The next effort occurred also in 1889. This privately financed plan was to develop a two-branched canal system that would move 700 second feet of water to a half-mile tunnel just beneath Berthoud Pass at over 11,000 feet, thence down to Clear Creek and on to the Golden area. Initial surveys were begun that fall and roads laid out the following year. The effort bogged down but was resurrected in 1900 under the Agricultural Ditch Co., supplemented in 1902 with the Berthoud Canal Co. The canal was partially completed by the Frank Church family ranching interests of Jefferson County by 1906. The ditch, which can be walked today, runs from Second Creek to Berthoud Pass, though it no longer carries much water. However, the Church Ditch water rights coming from Clear Creek still exist and today are owned by Northglenn.

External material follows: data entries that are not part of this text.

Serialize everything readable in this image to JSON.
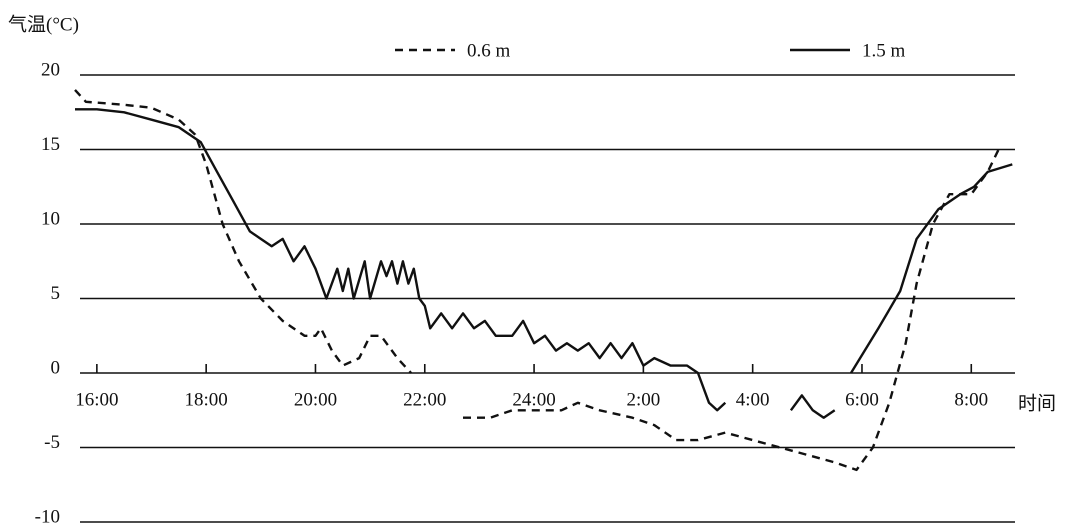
{
  "chart_data": {
    "type": "line",
    "ylabel": "气温(°C)",
    "xlabel": "时间",
    "xlim": [
      15.6,
      32.8
    ],
    "ylim": [
      -10,
      20
    ],
    "yticks": [
      20,
      15,
      10,
      5,
      0,
      -5,
      -10
    ],
    "xticks": [
      {
        "value": 16,
        "label": "16:00"
      },
      {
        "value": 18,
        "label": "18:00"
      },
      {
        "value": 20,
        "label": "20:00"
      },
      {
        "value": 22,
        "label": "22:00"
      },
      {
        "value": 24,
        "label": "24:00"
      },
      {
        "value": 26,
        "label": "2:00"
      },
      {
        "value": 28,
        "label": "4:00"
      },
      {
        "value": 30,
        "label": "6:00"
      },
      {
        "value": 32,
        "label": "8:00"
      }
    ],
    "grid": true,
    "series": [
      {
        "name": "0.6 m",
        "color": "#111111",
        "dashed": true,
        "x": [
          15.6,
          15.8,
          16.5,
          17,
          17.5,
          17.8,
          18,
          18.3,
          18.6,
          19,
          19.4,
          19.8,
          20,
          20.1,
          20.3,
          20.5,
          20.8,
          21,
          21.2,
          21.5,
          21.75,
          22.2,
          22.7,
          23.2,
          23.6,
          24,
          24.5,
          24.8,
          25.2,
          25.8,
          26.2,
          26.6,
          27,
          27.5,
          28,
          28.5,
          29,
          29.5,
          29.9,
          30.2,
          30.5,
          30.8,
          31,
          31.3,
          31.6,
          32,
          32.3,
          32.5
        ],
        "values": [
          19,
          18.2,
          18,
          17.8,
          17,
          16,
          14,
          10,
          7.5,
          5,
          3.5,
          2.5,
          2.5,
          3,
          1.5,
          0.5,
          1,
          2.5,
          2.5,
          1,
          0,
          null,
          -3,
          -3,
          -2.5,
          -2.5,
          -2.5,
          -2,
          -2.5,
          -3,
          -3.5,
          -4.5,
          -4.5,
          -4,
          -4.5,
          -5,
          -5.5,
          -6,
          -6.5,
          -5,
          -2,
          2,
          6,
          10,
          12,
          12,
          13.5,
          15
        ]
      },
      {
        "name": "1.5 m",
        "color": "#111111",
        "dashed": false,
        "x": [
          15.6,
          16,
          16.5,
          17,
          17.5,
          17.9,
          18.2,
          18.5,
          18.8,
          19,
          19.2,
          19.4,
          19.6,
          19.8,
          20,
          20.2,
          20.4,
          20.5,
          20.6,
          20.7,
          20.9,
          21,
          21.2,
          21.3,
          21.4,
          21.5,
          21.6,
          21.7,
          21.8,
          21.9,
          22,
          22.1,
          22.3,
          22.5,
          22.7,
          22.9,
          23.1,
          23.3,
          23.6,
          23.8,
          24,
          24.2,
          24.4,
          24.6,
          24.8,
          25,
          25.2,
          25.4,
          25.6,
          25.8,
          26,
          26.2,
          26.5,
          26.8,
          27,
          27.2,
          27.35,
          27.5,
          28.1,
          28.7,
          28.9,
          29.1,
          29.3,
          29.5,
          29.6,
          29.8,
          30.3,
          30.7,
          31,
          31.4,
          31.8,
          32.05,
          32.3,
          32.75
        ],
        "values": [
          17.7,
          17.7,
          17.5,
          17,
          16.5,
          15.5,
          13.5,
          11.5,
          9.5,
          9,
          8.5,
          9,
          7.5,
          8.5,
          7,
          5,
          7,
          5.5,
          7,
          5,
          7.5,
          5,
          7.5,
          6.5,
          7.5,
          6,
          7.5,
          6,
          7,
          5,
          4.5,
          3,
          4,
          3,
          4,
          3,
          3.5,
          2.5,
          2.5,
          3.5,
          2,
          2.5,
          1.5,
          2,
          1.5,
          2,
          1,
          2,
          1,
          2,
          0.5,
          1,
          0.5,
          0.5,
          0,
          -2,
          -2.5,
          -2,
          null,
          -2.5,
          -1.5,
          -2.5,
          -3,
          -2.5,
          null,
          0,
          3,
          5.5,
          9,
          11,
          12,
          12.5,
          13.5,
          14
        ]
      }
    ]
  }
}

Proposed in 1890 by the Water Supply and Storage Company of Fort Collins, a greater canal was to be built 1000 feet above the Kawuneeche Valley, that would tap the high tributaries of the North Fork of the Grand River, sending the water over Poudre Pass to a reservoir and then into the Cache La Poudre River and on to agricultural areas east of the Front Range. The water company, later known as the Grand River Ditch Company, appropriated 525 second feet at the time of the initial diversion in 1892. (When the Grand River was renamed the Colorado River in 1921, the company was changed to the Grand Valley Irrigation Company.) The ditch was dug by hand, primarily by Japanese and Mexican laborers. By 1900, water was flowing eastward.

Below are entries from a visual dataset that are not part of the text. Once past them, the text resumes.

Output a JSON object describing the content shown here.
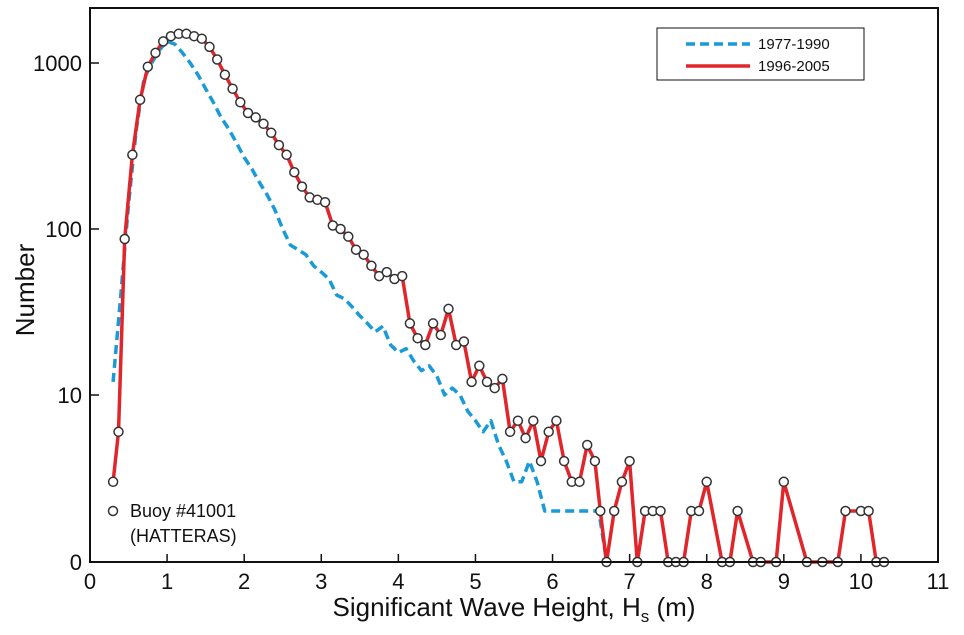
{
  "chart_data": {
    "type": "line",
    "xlabel_main": "Significant Wave Height, H",
    "xlabel_sub": "s",
    "xlabel_unit": " (m)",
    "ylabel": "Number",
    "xlim": [
      0,
      11
    ],
    "x_ticks": [
      0,
      1,
      2,
      3,
      4,
      5,
      6,
      7,
      8,
      9,
      10,
      11
    ],
    "y_scale": "log with zero baseline",
    "y_ticks": [
      {
        "value": 0,
        "label": "0"
      },
      {
        "value": 10,
        "label": "10"
      },
      {
        "value": 100,
        "label": "100"
      },
      {
        "value": 1000,
        "label": "1000"
      }
    ],
    "grid": false,
    "legend": {
      "placement": "top-right"
    },
    "annotation": [
      "Buoy #41001",
      "(HATTERAS)"
    ],
    "colors": {
      "blue": "#1a9ad6",
      "red": "#e0262b",
      "marker_fill": "#ffffff",
      "marker_edge": "#333333",
      "axis": "#111111"
    },
    "series": [
      {
        "name": "1977-1990",
        "style": "dashed",
        "points": [
          [
            0.3,
            12
          ],
          [
            0.4,
            40
          ],
          [
            0.5,
            140
          ],
          [
            0.6,
            400
          ],
          [
            0.7,
            800
          ],
          [
            0.8,
            1000
          ],
          [
            0.9,
            1200
          ],
          [
            1.0,
            1350
          ],
          [
            1.1,
            1300
          ],
          [
            1.2,
            1150
          ],
          [
            1.3,
            1000
          ],
          [
            1.4,
            850
          ],
          [
            1.5,
            700
          ],
          [
            1.6,
            580
          ],
          [
            1.7,
            470
          ],
          [
            1.8,
            400
          ],
          [
            1.9,
            330
          ],
          [
            2.0,
            270
          ],
          [
            2.1,
            230
          ],
          [
            2.2,
            190
          ],
          [
            2.3,
            160
          ],
          [
            2.4,
            130
          ],
          [
            2.5,
            100
          ],
          [
            2.6,
            80
          ],
          [
            2.7,
            75
          ],
          [
            2.8,
            70
          ],
          [
            2.9,
            60
          ],
          [
            3.0,
            55
          ],
          [
            3.1,
            50
          ],
          [
            3.2,
            40
          ],
          [
            3.3,
            38
          ],
          [
            3.4,
            34
          ],
          [
            3.5,
            30
          ],
          [
            3.6,
            27
          ],
          [
            3.7,
            24
          ],
          [
            3.8,
            26
          ],
          [
            3.9,
            20
          ],
          [
            4.0,
            18
          ],
          [
            4.1,
            19
          ],
          [
            4.2,
            16
          ],
          [
            4.3,
            14
          ],
          [
            4.4,
            15
          ],
          [
            4.5,
            13
          ],
          [
            4.6,
            10
          ],
          [
            4.7,
            11
          ],
          [
            4.8,
            10
          ],
          [
            4.9,
            8
          ],
          [
            5.0,
            7
          ],
          [
            5.1,
            6
          ],
          [
            5.2,
            7
          ],
          [
            5.3,
            5
          ],
          [
            5.4,
            4
          ],
          [
            5.5,
            3
          ],
          [
            5.6,
            3
          ],
          [
            5.7,
            4
          ],
          [
            5.8,
            3
          ],
          [
            5.9,
            2
          ],
          [
            6.0,
            2
          ],
          [
            6.1,
            2
          ],
          [
            6.6,
            2
          ],
          [
            6.7,
            1
          ]
        ]
      },
      {
        "name": "1996-2005",
        "style": "solid-with-markers",
        "points": [
          [
            0.3,
            3
          ],
          [
            0.37,
            6
          ],
          [
            0.45,
            87
          ],
          [
            0.55,
            280
          ],
          [
            0.65,
            600
          ],
          [
            0.75,
            950
          ],
          [
            0.85,
            1150
          ],
          [
            0.95,
            1350
          ],
          [
            1.05,
            1450
          ],
          [
            1.15,
            1500
          ],
          [
            1.25,
            1500
          ],
          [
            1.35,
            1450
          ],
          [
            1.45,
            1400
          ],
          [
            1.55,
            1250
          ],
          [
            1.65,
            1050
          ],
          [
            1.75,
            850
          ],
          [
            1.85,
            700
          ],
          [
            1.95,
            580
          ],
          [
            2.05,
            500
          ],
          [
            2.15,
            470
          ],
          [
            2.25,
            430
          ],
          [
            2.35,
            380
          ],
          [
            2.45,
            320
          ],
          [
            2.55,
            280
          ],
          [
            2.65,
            220
          ],
          [
            2.75,
            180
          ],
          [
            2.85,
            155
          ],
          [
            2.95,
            150
          ],
          [
            3.05,
            145
          ],
          [
            3.15,
            105
          ],
          [
            3.25,
            100
          ],
          [
            3.35,
            90
          ],
          [
            3.45,
            75
          ],
          [
            3.55,
            70
          ],
          [
            3.65,
            60
          ],
          [
            3.75,
            52
          ],
          [
            3.85,
            55
          ],
          [
            3.95,
            50
          ],
          [
            4.05,
            52
          ],
          [
            4.15,
            27
          ],
          [
            4.25,
            22
          ],
          [
            4.35,
            20
          ],
          [
            4.45,
            27
          ],
          [
            4.55,
            23
          ],
          [
            4.65,
            33
          ],
          [
            4.75,
            20
          ],
          [
            4.85,
            21
          ],
          [
            4.95,
            12
          ],
          [
            5.05,
            15
          ],
          [
            5.15,
            12
          ],
          [
            5.25,
            11
          ],
          [
            5.35,
            12.5
          ],
          [
            5.45,
            6
          ],
          [
            5.55,
            7
          ],
          [
            5.65,
            5.5
          ],
          [
            5.75,
            7
          ],
          [
            5.85,
            4
          ],
          [
            5.95,
            6
          ],
          [
            6.05,
            7
          ],
          [
            6.15,
            4
          ],
          [
            6.25,
            3
          ],
          [
            6.35,
            3
          ],
          [
            6.45,
            5
          ],
          [
            6.55,
            4
          ],
          [
            6.62,
            2
          ],
          [
            6.7,
            0.5
          ],
          [
            6.8,
            2
          ],
          [
            6.9,
            3
          ],
          [
            7.0,
            4
          ],
          [
            7.1,
            0.5
          ],
          [
            7.2,
            2
          ],
          [
            7.3,
            2
          ],
          [
            7.4,
            2
          ],
          [
            7.5,
            0.5
          ],
          [
            7.6,
            0.5
          ],
          [
            7.7,
            0.5
          ],
          [
            7.8,
            2
          ],
          [
            7.9,
            2
          ],
          [
            8.0,
            3
          ],
          [
            8.2,
            0.5
          ],
          [
            8.3,
            0.5
          ],
          [
            8.4,
            2
          ],
          [
            8.6,
            0.5
          ],
          [
            8.7,
            0.5
          ],
          [
            8.9,
            0.5
          ],
          [
            9.0,
            3
          ],
          [
            9.3,
            0.5
          ],
          [
            9.5,
            0.5
          ],
          [
            9.7,
            0.5
          ],
          [
            9.8,
            2
          ],
          [
            10.0,
            2
          ],
          [
            10.1,
            2
          ],
          [
            10.2,
            0.5
          ],
          [
            10.3,
            0.5
          ]
        ]
      }
    ]
  }
}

By 1906, this major canal, known as the Grand Ditch, and draining water from the Never Summer Range, had a capacity of nearly 358 second feet with 12 headgates within 8 miles, running from Baker Creek to the pass at 10,179 feet, plus a smaller canal carrying 183 second feet within 11 miles, coming from Specimen Mountain. In 1936, using machinery, the ditch was lengthened to 14 miles. The Grand Ditch is about 20 feet wide and 6 feet deep, though the water is rarely more than 3 feet deep, and this water irrigates some 40,000 acres in Weld and Larimer counties.>>
The National Park Service has argued against the allocation of all this water to the canal as it is needed to support plant life and animal habitat. Becuase river water flow was cut in half, the immediate effect was a reduction in the fish population in the Colorado River. More recently, a major washout in the ditch caused devastating damage to the slopes below the ditch and to the Colorado River itself. Hikers climbing up from the valley use the Grand Ditch as a route to the high peaks and lake. But as viewed from below, the Grand Ditch is often considered an ugly scar on the landscape.